Les appels à protéger la vocation éducative de l’ancien couvent se font déjà entendre. Jean-Claude Marsan, professeur retraité de la Faculté d’aménagement de l’Université de Montréal — qui fait partie d’un groupe de citoyens ayant tout tenté pour empêcher la transformation de l’édifice en condos —, estime que l’UdeM devrait racheter le bâtiment.

 

« La Ville de Montréal veut faire reconnaître le mont Royal comme un élément du patrimoine mondial de l’UNESCO, rappelle-t-il. Ça va être refusé dès le départ si les organismes censés protéger le mont Royal ne le font pas. »

 

La réponse de l’Université est arrivée sans tarder : « Le 1420, Mont-Royal a été vendu par l’UdeM parce qu’il ne répondait pas à nos besoins. Nous ne souhaitons pas le reprendre », indique Sophie Langlois, porte-parole de l’établissement.

 

L’entreprise Gestion M O, de son côté, reste solvable, même si elle est en voie de dissolution, souligne le liquidateur Christian Bourque. Joints par Le Devoir, les actionnaires de la firme ont décliné nos demandes d’entrevue.

  • Bernard Terreault - Abonné 10 juin 2017 10 h 02

    Dommage!

    Un bâtiment élégant et harmonieux, juché sur promontoire qui le met en valeur. J'aime particulièrement ses deux ailes qui font un angle avec le corps central en une sorte de mouvement enveloppant. Nostalgie, j'ai passé là des milliers de fois, étudiant en marche vers ou en revenant de l'UdeM!

  • Jean Gadbois - Abonné 10 juin 2017 11 h 42

    Le Québec se liquide tranquillement mais sûrement.
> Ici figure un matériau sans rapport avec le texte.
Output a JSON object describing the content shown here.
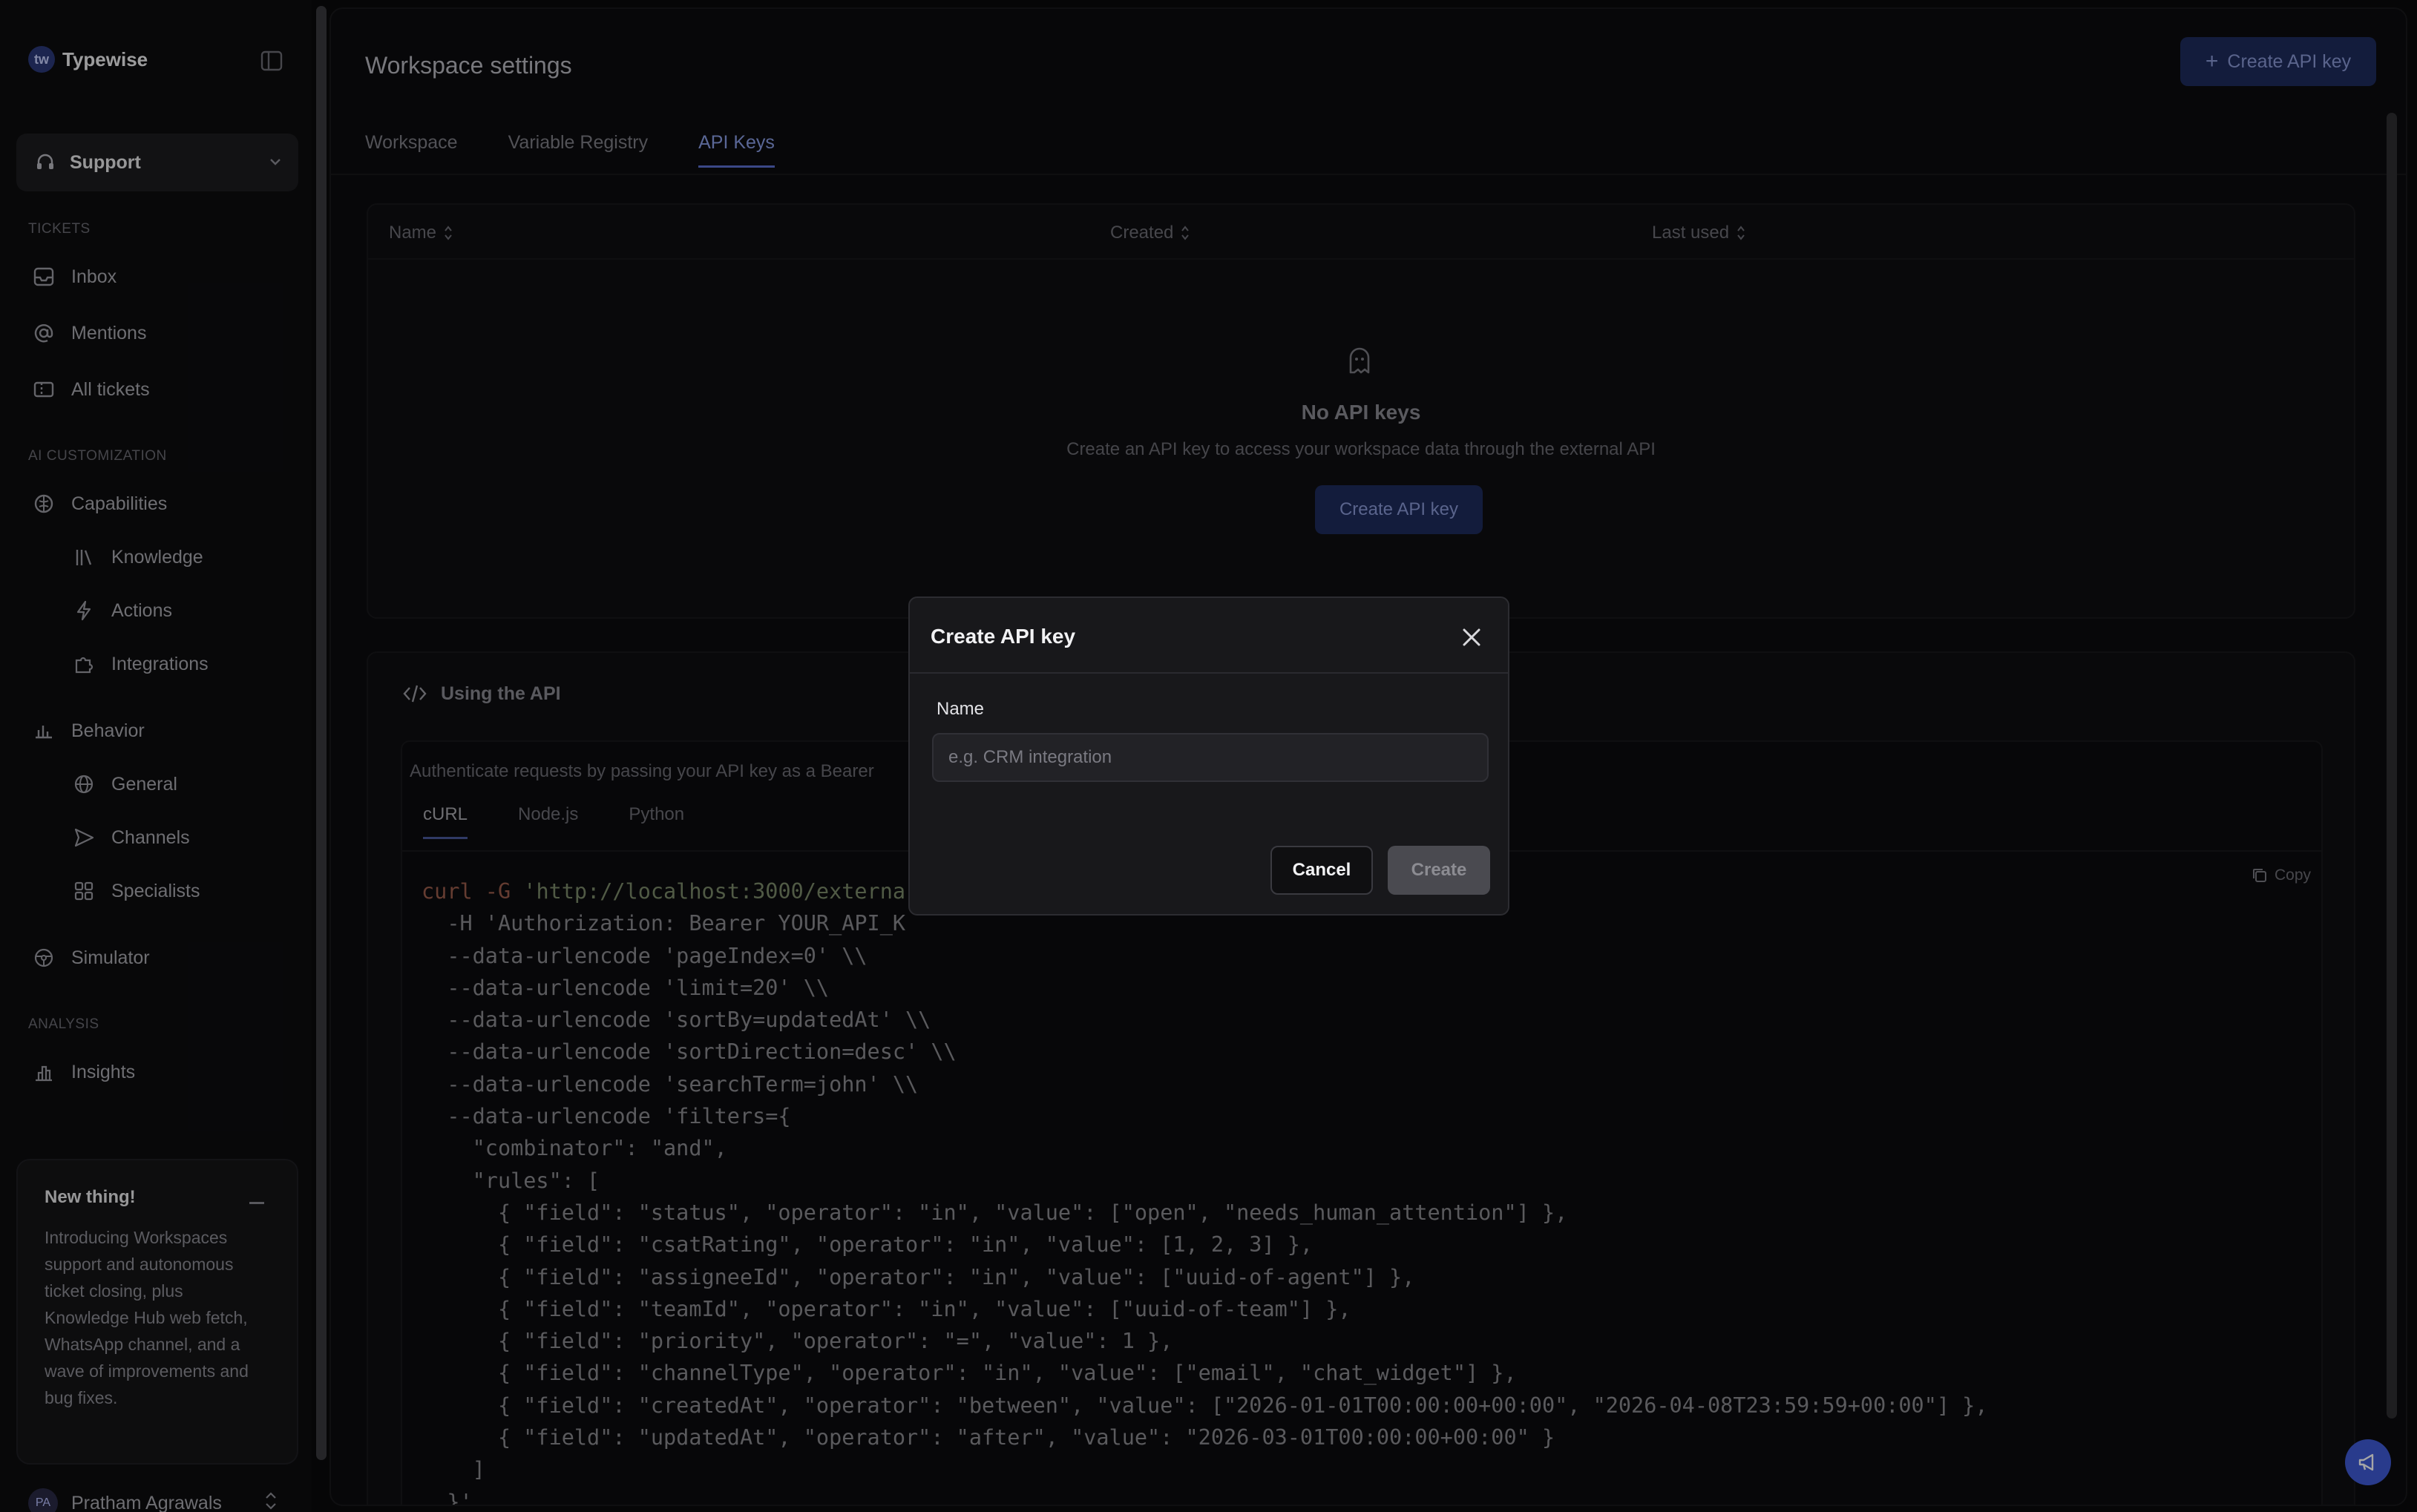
{
  "app": {
    "name": "Typewise",
    "logo_glyph": "tw"
  },
  "sidebar": {
    "team": "Support",
    "sections": {
      "tickets": "TICKETS",
      "ai_customization": "AI CUSTOMIZATION",
      "analysis": "ANALYSIS"
    },
    "items": {
      "inbox": "Inbox",
      "mentions": "Mentions",
      "all_tickets": "All tickets",
      "capabilities": "Capabilities",
      "knowledge": "Knowledge",
      "actions": "Actions",
      "integrations": "Integrations",
      "behavior": "Behavior",
      "general": "General",
      "channels": "Channels",
      "specialists": "Specialists",
      "simulator": "Simulator",
      "insights": "Insights"
    },
    "news": {
      "title": "New thing!",
      "body": "Introducing Workspaces support and autonomous ticket closing, plus Knowledge Hub web fetch, WhatsApp channel, and a wave of improvements and bug fixes."
    },
    "user": {
      "initials": "PA",
      "name": "Pratham Agrawals"
    }
  },
  "header": {
    "title": "Workspace settings",
    "create_button": "Create API key"
  },
  "tabs": {
    "workspace": "Workspace",
    "variable_registry": "Variable Registry",
    "api_keys": "API Keys"
  },
  "keys_table": {
    "columns": {
      "name": "Name",
      "created": "Created",
      "last_used": "Last used"
    },
    "empty_title": "No API keys",
    "empty_subtitle": "Create an API key to access your workspace data through the external API",
    "empty_button": "Create API key"
  },
  "api_section": {
    "title": "Using the API",
    "description": "Authenticate requests by passing your API key as a Bearer",
    "code_tabs": {
      "curl": "cURL",
      "node": "Node.js",
      "python": "Python"
    },
    "copy": "Copy",
    "code": {
      "l1_cmd": "curl -G ",
      "l1_str": "'http://localhost:3000/externa",
      "l2": "  -H 'Authorization: Bearer YOUR_API_K",
      "l3": "  --data-urlencode 'pageIndex=0' \\\\",
      "l4": "  --data-urlencode 'limit=20' \\\\",
      "l5": "  --data-urlencode 'sortBy=updatedAt' \\\\",
      "l6": "  --data-urlencode 'sortDirection=desc' \\\\",
      "l7": "  --data-urlencode 'searchTerm=john' \\\\",
      "l8": "  --data-urlencode 'filters={",
      "l9": "    \"combinator\": \"and\",",
      "l10": "    \"rules\": [",
      "l11": "      { \"field\": \"status\", \"operator\": \"in\", \"value\": [\"open\", \"needs_human_attention\"] },",
      "l12": "      { \"field\": \"csatRating\", \"operator\": \"in\", \"value\": [1, 2, 3] },",
      "l13": "      { \"field\": \"assigneeId\", \"operator\": \"in\", \"value\": [\"uuid-of-agent\"] },",
      "l14": "      { \"field\": \"teamId\", \"operator\": \"in\", \"value\": [\"uuid-of-team\"] },",
      "l15": "      { \"field\": \"priority\", \"operator\": \"=\", \"value\": 1 },",
      "l16": "      { \"field\": \"channelType\", \"operator\": \"in\", \"value\": [\"email\", \"chat_widget\"] },",
      "l17": "      { \"field\": \"createdAt\", \"operator\": \"between\", \"value\": [\"2026-01-01T00:00:00+00:00\", \"2026-04-08T23:59:59+00:00\"] },",
      "l18": "      { \"field\": \"updatedAt\", \"operator\": \"after\", \"value\": \"2026-03-01T00:00:00+00:00\" }",
      "l19": "    ]",
      "l20": "  }'"
    }
  },
  "modal": {
    "title": "Create API key",
    "field_label": "Name",
    "field_placeholder": "e.g. CRM integration",
    "field_value": "",
    "cancel": "Cancel",
    "create": "Create"
  },
  "colors": {
    "accent": "#5b6fcf",
    "primary_button": "#1e2b5c",
    "fab": "#3f5bd8"
  }
}
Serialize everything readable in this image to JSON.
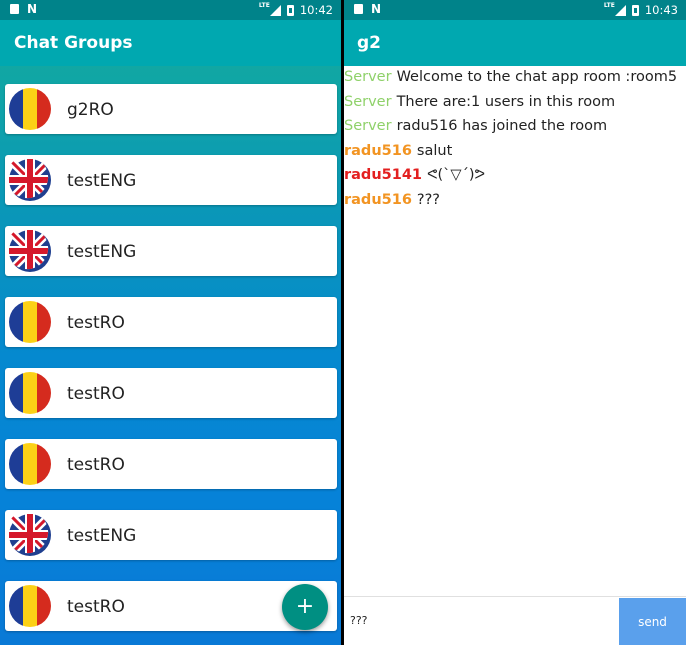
{
  "colors": {
    "status_bar": "#00838a",
    "app_bar": "#00a8b0",
    "fab": "#008f82",
    "send_button": "#5aa0ec",
    "server_name": "#8fd16a",
    "user_orange": "#f29422",
    "user_red": "#e32020"
  },
  "left": {
    "status": {
      "time": "10:42",
      "lte": "LTE"
    },
    "app_title": "Chat Groups",
    "groups": [
      {
        "name": "g2RO",
        "flag": "romania-flag-icon"
      },
      {
        "name": "testENG",
        "flag": "uk-flag-icon"
      },
      {
        "name": "testENG",
        "flag": "uk-flag-icon"
      },
      {
        "name": "testRO",
        "flag": "romania-flag-icon"
      },
      {
        "name": "testRO",
        "flag": "romania-flag-icon"
      },
      {
        "name": "testRO",
        "flag": "romania-flag-icon"
      },
      {
        "name": "testENG",
        "flag": "uk-flag-icon"
      },
      {
        "name": "testRO",
        "flag": "romania-flag-icon"
      }
    ],
    "fab_label": "+"
  },
  "right": {
    "status": {
      "time": "10:43",
      "lte": "LTE"
    },
    "app_title": "g2",
    "messages": [
      {
        "sender": "Server",
        "text": "Welcome to the chat app room :room5",
        "color": "#8fd16a",
        "bold": false
      },
      {
        "sender": "Server",
        "text": "There are:1 users in this room",
        "color": "#8fd16a",
        "bold": false
      },
      {
        "sender": "Server",
        "text": "radu516 has joined the room",
        "color": "#8fd16a",
        "bold": false
      },
      {
        "sender": "radu516",
        "text": "salut",
        "color": "#f29422",
        "bold": true
      },
      {
        "sender": "radu5141",
        "text": "ᕙ(`▽´)ᕗ",
        "color": "#e32020",
        "bold": true
      },
      {
        "sender": "radu516",
        "text": "???",
        "color": "#f29422",
        "bold": true
      }
    ],
    "input_value": "???",
    "send_label": "send"
  }
}
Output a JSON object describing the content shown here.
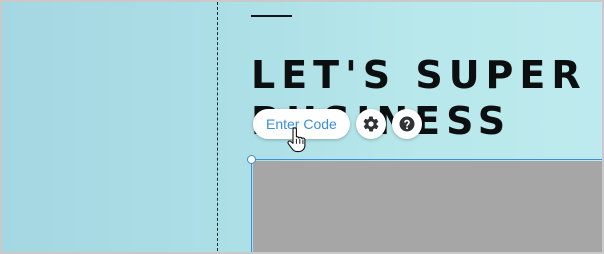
{
  "headline": {
    "line1": "LET'S SUPER",
    "line2": "BUSINESS"
  },
  "toolbar": {
    "enter_code_label": "Enter Code",
    "settings_icon": "gear-icon",
    "help_icon": "question-mark-icon"
  },
  "colors": {
    "background": "#aee0e7",
    "accent_link": "#3b8ddf",
    "selection": "#3a8fd8",
    "placeholder_box": "#a6a6a6",
    "headline_text": "#0c0f10"
  },
  "cursor": {
    "icon": "hand-pointer-icon"
  }
}
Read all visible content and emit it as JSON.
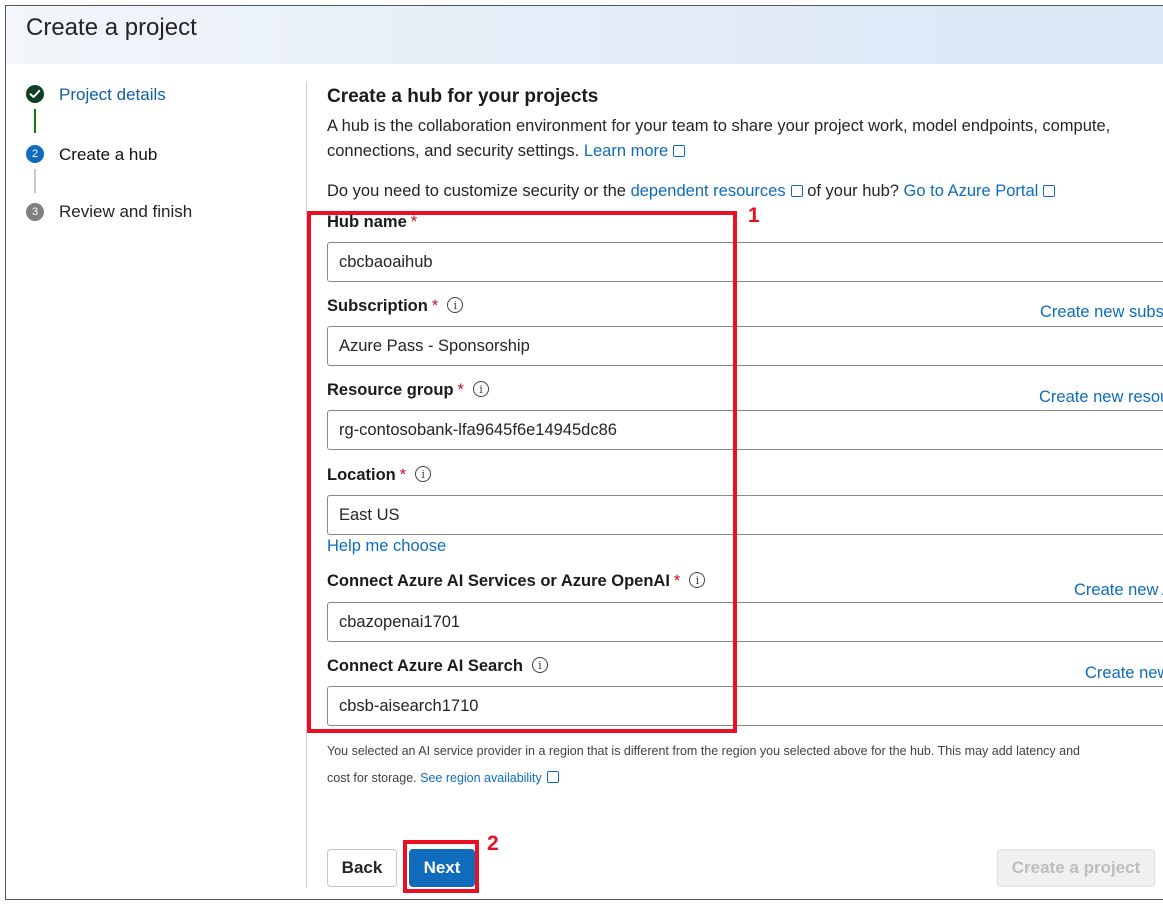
{
  "header": {
    "title": "Create a project"
  },
  "steps": [
    {
      "number": "",
      "label": "Project details",
      "state": "done"
    },
    {
      "number": "2",
      "label": "Create a hub",
      "state": "current"
    },
    {
      "number": "3",
      "label": "Review and finish",
      "state": "todo"
    }
  ],
  "main": {
    "title": "Create a hub for your projects",
    "desc_line1": "A hub is the collaboration environment for your team to share your project work, model endpoints, compute,",
    "desc_line2": "connections, and security settings.",
    "learn_more": "Learn more",
    "question_prefix": "Do you need to customize security or the",
    "dependent_resources": "dependent resources",
    "question_mid": "of your hub?",
    "azure_portal": "Go to Azure Portal"
  },
  "fields": {
    "hub_name": {
      "label": "Hub name",
      "value": "cbcbaoaihub"
    },
    "subscription": {
      "label": "Subscription",
      "value": "Azure Pass - Sponsorship",
      "create": "Create new subscription"
    },
    "resource_group": {
      "label": "Resource group",
      "value": "rg-contosobank-lfa9645f6e14945dc86",
      "create": "Create new resource group"
    },
    "location": {
      "label": "Location",
      "value": "East US",
      "help": "Help me choose"
    },
    "ai_services": {
      "label": "Connect Azure AI Services or Azure OpenAI",
      "value": "cbazopenai1701",
      "create": "Create new AI Services"
    },
    "ai_search": {
      "label": "Connect Azure AI Search",
      "value": "cbsb-aisearch1710",
      "create": "Create new AI Search"
    }
  },
  "note": {
    "line1": "You selected an AI service provider in a region that is different from the region you selected above for the hub. This may add latency and",
    "line2_prefix": "cost for storage.",
    "region_link": "See region availability"
  },
  "buttons": {
    "back": "Back",
    "next": "Next",
    "create": "Create a project"
  },
  "annotations": {
    "box1": "1",
    "box2": "2"
  },
  "colors": {
    "accent": "#0f6cbd",
    "annotation": "#e81123",
    "done": "#0e3f24",
    "required": "#c50f1f"
  },
  "icons": {
    "done_step": "checkmark-icon",
    "info": "info-icon",
    "external": "open-external-icon"
  }
}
    Cette annonce, pendant que des milliards sont dépensés à chaque tour de piste au Grand prix de formule 1 à Montréal, force la satyre et l'ironie; année de festivités du 375e anniversaire de la ville. Pendant ce temps, on dépense des centaines de milliers de dollards pour une chicane de crucifix dans un hôpital de Québec. On mobilise Premier ministre, ministres, sous-ministres, sous-ministres adjoints, médias, corps médical, conseils d'administration, médias, théologiens, historiens, universitaires, etc., pour UNE croix. Ce temple majestueux (vous devriez voir le plafond de marbre blanc de la chapelle sculpté par un artiste italien, unique au monde), a été poutant payé avec des cennes noires, des cinq cennes, puis des dix cennes, par nos pauvres ancêtres catholiques québécois de notre "priest ridden provence".

    28 millions pour des condos de luxe. Pendant ce temps, on parle Islamophobie et amalgame communautariste, racisme systémique et salafisme.

    Notre argent, notre patrimoine, nos racines et nos craintes religieuses continuent de se perdre dans un vide de sens à la mode de chez nous. Alouette, je te plumerai.

    • Jeannine Laporte - Abonnée 10 juin 2017 14 h 23

      Bravo, M. Gadbois, pour cette analyse et ce non-sens que vous soulevez.

      La Ville, et le gouvernement Couillard, préfèrent l'asphalte d'un grand prix pollueur et méprisant des valeurs des Québécois, à la protection de notre patrimoine.

      Vous avez raison, cet édifice est majestueux et il est indispensabe d'être protégé.

    • Yves Côté - Abonné 11 juin 2017 10 h 06

      Bravo Monsieur Gadbois de nous remettre si habilement les pieds sur Terre avec cette affaire !

  • Jean Gadbois - Abonné 10 juin 2017 21 h 09

    Merci Madame Laporte.

    Il fait bon de se sentir épaulé dans cette prise en considération d'une richesse inestimable de notre culture.

  • Murielle Tétreault - Abonnée 11 juin 2017 05 h 59

    Si on respectait nos enfants et nos ancêtres

    Des classes pour les élèves de Montreal au lieu de Condos
    Pourquoi ne réquisitionner ce bâtiment et loger des classes .Les médias nous informent du manque de place pour les enfants de Montreal et de Laval.Puisque Les religieuses l'on cédé à prix à prix réduit pour Que ce soit voué à l'éducation, qu'on dédommage le proprio sans permettre la spéculation.
    Les citoyens des décennies passées ,beaucoup plus pauvres que ceux du XXIième siècle ,ont construit de beaux édifices parce que l'éducation de la jeunesse était sacrée pour eux et nous laissons nos enfants vivrent dans des locaux délabrés et des écoles sans Bibliothèque,Sans local de musique.C'est honteux ! Nous ne sommes pas dignes de nos ancêtres

  • Josée Duplessis - Abonnée 11 juin 2017 07 h 28

    il faut protéger

    Il faut protéger ce qui a une valeur patrimonial.
    Nous nous définissons par la culture, la langue et nos institutions.
    Nous sommes en danger de représentation.